Was kann man im Ruppiner Seenland noch erleben? Zum einen die SeeLodge besuchen und sich dort vielleicht ein Boot für eine Woche mieten. Die SeeLodge ist eine tolle Loction, ebenfalls direkt an einem See, wie der Name schon sagt. Per Boot lässt sich die Natur bestimmt sehr gut erkunden. Einige können auch ohne Führerschein gefahren werden. Nur so als Tipp! Oder man bleibt auf dem Land und lässt sich die Natur bei einem Kräuter-Spaziergang mit den WaldWeibern näherbringen.

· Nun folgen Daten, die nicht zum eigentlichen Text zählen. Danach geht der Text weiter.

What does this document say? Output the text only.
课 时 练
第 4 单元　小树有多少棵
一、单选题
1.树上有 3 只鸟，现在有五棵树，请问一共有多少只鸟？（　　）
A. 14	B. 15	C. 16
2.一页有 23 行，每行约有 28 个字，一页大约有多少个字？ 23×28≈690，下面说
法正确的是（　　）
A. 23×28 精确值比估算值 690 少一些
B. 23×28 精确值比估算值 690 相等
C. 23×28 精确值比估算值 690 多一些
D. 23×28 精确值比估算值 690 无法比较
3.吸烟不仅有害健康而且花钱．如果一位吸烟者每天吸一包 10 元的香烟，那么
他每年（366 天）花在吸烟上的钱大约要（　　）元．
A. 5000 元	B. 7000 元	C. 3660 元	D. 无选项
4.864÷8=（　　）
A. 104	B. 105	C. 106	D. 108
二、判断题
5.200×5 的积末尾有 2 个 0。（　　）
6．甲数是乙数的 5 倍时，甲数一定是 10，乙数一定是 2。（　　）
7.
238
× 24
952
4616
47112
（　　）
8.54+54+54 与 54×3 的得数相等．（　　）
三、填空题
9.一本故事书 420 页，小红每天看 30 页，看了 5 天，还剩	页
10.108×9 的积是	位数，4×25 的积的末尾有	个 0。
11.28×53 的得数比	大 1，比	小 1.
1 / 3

Wer bis hierhin gelesen hat, bekommt noch ein persönliches Fazit von mir. Die Region Ruppiner Seenland hatte ich bisher noch gar nicht auf dem Schirm. Um ehrlich zu sein, so überhaupt nicht. Und ich muss sagen, es gefiel mir sehr (!!!) gut. An vielen Ecken wurde ich an einen Urlaub in den Niederlanden erinnert. Ob es die Landschaft ist, oder die ehrlichen Menschen, das Radfahren oder die Brandenburger Gastlichkeit … ich kann es nicht genau sagen. Vielleicht ist es aber auch die Kombination aus allem? Wie dem auch sei, ich komme sehr gerne wieder – versprochen!

Ein dickes Dankeschön geht an das ganze Team von Brandenburg Tourismus und allen Beteiligten, die diese Erlebnisse ermöglicht haben.